玉座のような豪華な椅子に腰かける人間の男の前に、体に闇色の宝玉が埋まった男――ディアボロ――がひざまずいている。

人間が「実験はどうなった」と問うと、イスデガと呼ばれたディアボロは「グレンがしくじりましたが、アビスコアを発生させる効果は確かめられた」とかしこまりながら答える。

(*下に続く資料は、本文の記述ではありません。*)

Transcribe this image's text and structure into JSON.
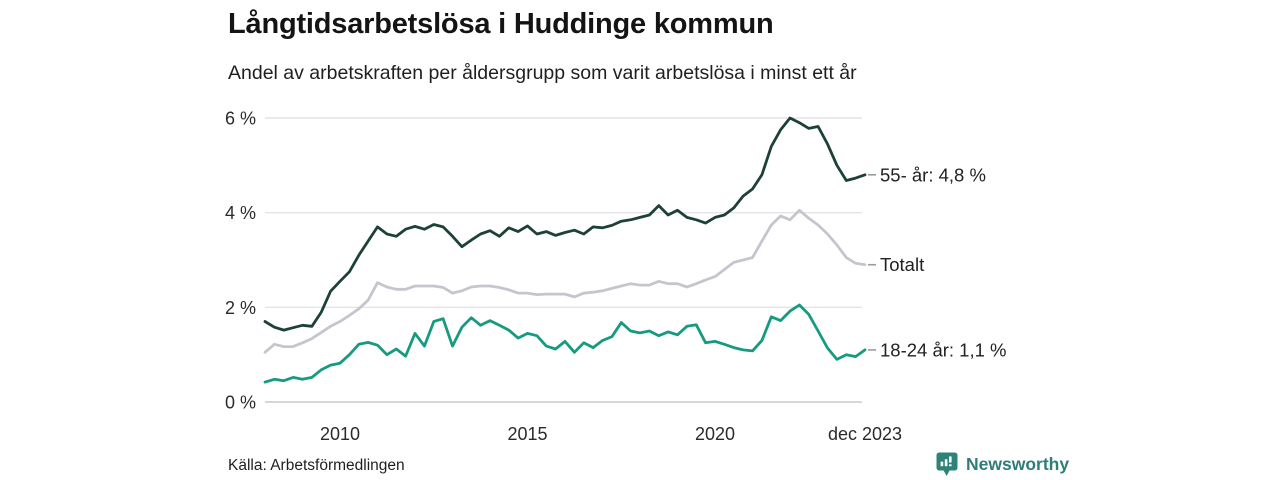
{
  "header": {
    "title": "Långtidsarbetslösa i Huddinge kommun",
    "subtitle": "Andel av arbetskraften per åldersgrupp som varit arbetslösa i minst ett år"
  },
  "footer": {
    "source": "Källa: Arbetsförmedlingen",
    "brand": "Newsworthy"
  },
  "colors": {
    "series_55": "#1d4139",
    "series_total": "#c6c5cf",
    "series_1824": "#169a80",
    "grid": "#e4e4e8",
    "zero_line": "#c9c9cf",
    "tick_text": "#2b2b2b",
    "end_label_text": "#222222",
    "end_dash": "#9a9aa2",
    "brand_teal": "#2d7f76"
  },
  "chart_data": {
    "type": "line",
    "title": "Långtidsarbetslösa i Huddinge kommun",
    "subtitle": "Andel av arbetskraften per åldersgrupp som varit arbetslösa i minst ett år",
    "unit": "%",
    "x_start": 2008.0,
    "x_step": 0.25,
    "x_end": 2024.0,
    "ylim": [
      0,
      6.3
    ],
    "grid": "horizontal",
    "legend_position": "right-end-labels",
    "xticks": [
      {
        "year": 2010,
        "label": "2010"
      },
      {
        "year": 2015,
        "label": "2015"
      },
      {
        "year": 2020,
        "label": "2020"
      },
      {
        "year": 2024,
        "label": "dec 2023"
      }
    ],
    "yticks": [
      {
        "value": 0,
        "label": "0 %"
      },
      {
        "value": 2,
        "label": "2 %"
      },
      {
        "value": 4,
        "label": "4 %"
      },
      {
        "value": 6,
        "label": "6 %"
      }
    ],
    "series": [
      {
        "name": "55- år",
        "end_label": "55- år: 4,8 %",
        "last_value": 4.8,
        "color": "#1d4139",
        "values": [
          1.7,
          1.58,
          1.52,
          1.57,
          1.62,
          1.6,
          1.9,
          2.34,
          2.55,
          2.75,
          3.1,
          3.4,
          3.7,
          3.55,
          3.5,
          3.65,
          3.71,
          3.65,
          3.75,
          3.7,
          3.5,
          3.28,
          3.42,
          3.55,
          3.62,
          3.5,
          3.68,
          3.6,
          3.72,
          3.55,
          3.6,
          3.52,
          3.58,
          3.63,
          3.55,
          3.7,
          3.68,
          3.73,
          3.82,
          3.85,
          3.9,
          3.95,
          4.15,
          3.95,
          4.05,
          3.9,
          3.85,
          3.78,
          3.9,
          3.95,
          4.1,
          4.35,
          4.5,
          4.8,
          5.4,
          5.75,
          6.0,
          5.9,
          5.78,
          5.82,
          5.45,
          5.0,
          4.68,
          4.73,
          4.8
        ]
      },
      {
        "name": "Totalt",
        "end_label": "Totalt",
        "last_value": 2.9,
        "color": "#c6c5cf",
        "values": [
          1.05,
          1.22,
          1.17,
          1.17,
          1.25,
          1.34,
          1.47,
          1.6,
          1.7,
          1.83,
          1.97,
          2.15,
          2.52,
          2.43,
          2.38,
          2.38,
          2.45,
          2.45,
          2.45,
          2.42,
          2.3,
          2.35,
          2.43,
          2.45,
          2.45,
          2.42,
          2.37,
          2.3,
          2.3,
          2.27,
          2.28,
          2.28,
          2.28,
          2.22,
          2.3,
          2.32,
          2.35,
          2.4,
          2.45,
          2.5,
          2.47,
          2.47,
          2.55,
          2.5,
          2.5,
          2.43,
          2.5,
          2.58,
          2.65,
          2.8,
          2.95,
          3.0,
          3.05,
          3.4,
          3.74,
          3.93,
          3.85,
          4.05,
          3.88,
          3.74,
          3.55,
          3.32,
          3.05,
          2.93,
          2.9
        ]
      },
      {
        "name": "18-24 år",
        "end_label": "18-24 år: 1,1 %",
        "last_value": 1.1,
        "color": "#169a80",
        "values": [
          0.42,
          0.48,
          0.45,
          0.52,
          0.48,
          0.52,
          0.68,
          0.78,
          0.82,
          1.0,
          1.22,
          1.26,
          1.2,
          1.0,
          1.12,
          0.97,
          1.45,
          1.18,
          1.7,
          1.76,
          1.18,
          1.58,
          1.78,
          1.62,
          1.72,
          1.62,
          1.52,
          1.35,
          1.45,
          1.4,
          1.18,
          1.12,
          1.28,
          1.05,
          1.25,
          1.15,
          1.3,
          1.38,
          1.68,
          1.5,
          1.46,
          1.5,
          1.4,
          1.48,
          1.42,
          1.6,
          1.63,
          1.25,
          1.28,
          1.22,
          1.15,
          1.1,
          1.08,
          1.3,
          1.8,
          1.72,
          1.92,
          2.05,
          1.85,
          1.5,
          1.14,
          0.9,
          1.0,
          0.96,
          1.1
        ]
      }
    ]
  }
}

イスデガを下がらせた後、人間は「あと少しで、貴女に破壊と混乱を、血と嵐を捧げることができる。ああ、我らがフラミラルべスよ!」と天を仰ぐ。

 

破壊と混乱、血と嵐。なんとも波乱を予想させますね。

魔動死骸区と夜露草を待ち受ける運命やいかに。

 

続きからはGM視点裏話をつらつらと。

 このシナリオはもともと身内で2回ほど回してお気に入りだったので、2019年のお正月に単発セッションとしてTwitterでPLを募集して行ったものになります。その時もめちゃくちゃ楽しかった。治安の悪い街のお約束を使えるのは楽しい。

 

その時、奈落の魔域を発生させている組織の企みとかで続編ができそうですね~と言ったことはセッション後の感想戦でも話していました。それからふんわりと続編を練っていて、PL参加していた「300年目の英雄譚」のdiscordサーバーでぽろっと「やりたいCPネタがあるんですよね」とこぼしたところいつの間にかそういうチャンネルができてなんかキャンペーンをやることになった次第です。

 

シナリオを書いて&GMして一番楽しかったところは魔動死骸区のNPCのRPです。銀貨をもらったとたん口が滑らかになる物乞い、廃墟で開かれる麻薬乱交パーティー、遊び仲間が奈落の魔域に飲み込まれてところから一人逃げだし助けも求めず「僕は悪くない」しか言わない少年、このセッションでは登場していませんが酒場に聞き込みに行くと出てくる女性PCに絡んでくる酔っ払い、後はシナリオボスであるグレンがタルを蹴って中から入れ替わり元のリオルの死体が転がり出るところ……。治安の悪さを存分に味わってもらえたらうれしいですね。特に死体が出るところは楽しかったです。PCたちとリオルの関係を結んでおいてよかった。

 

グレンはレッサーオーガをベースに改造したものですが、かなりPCを追い込めました。というかよく死ななかったね。えらい。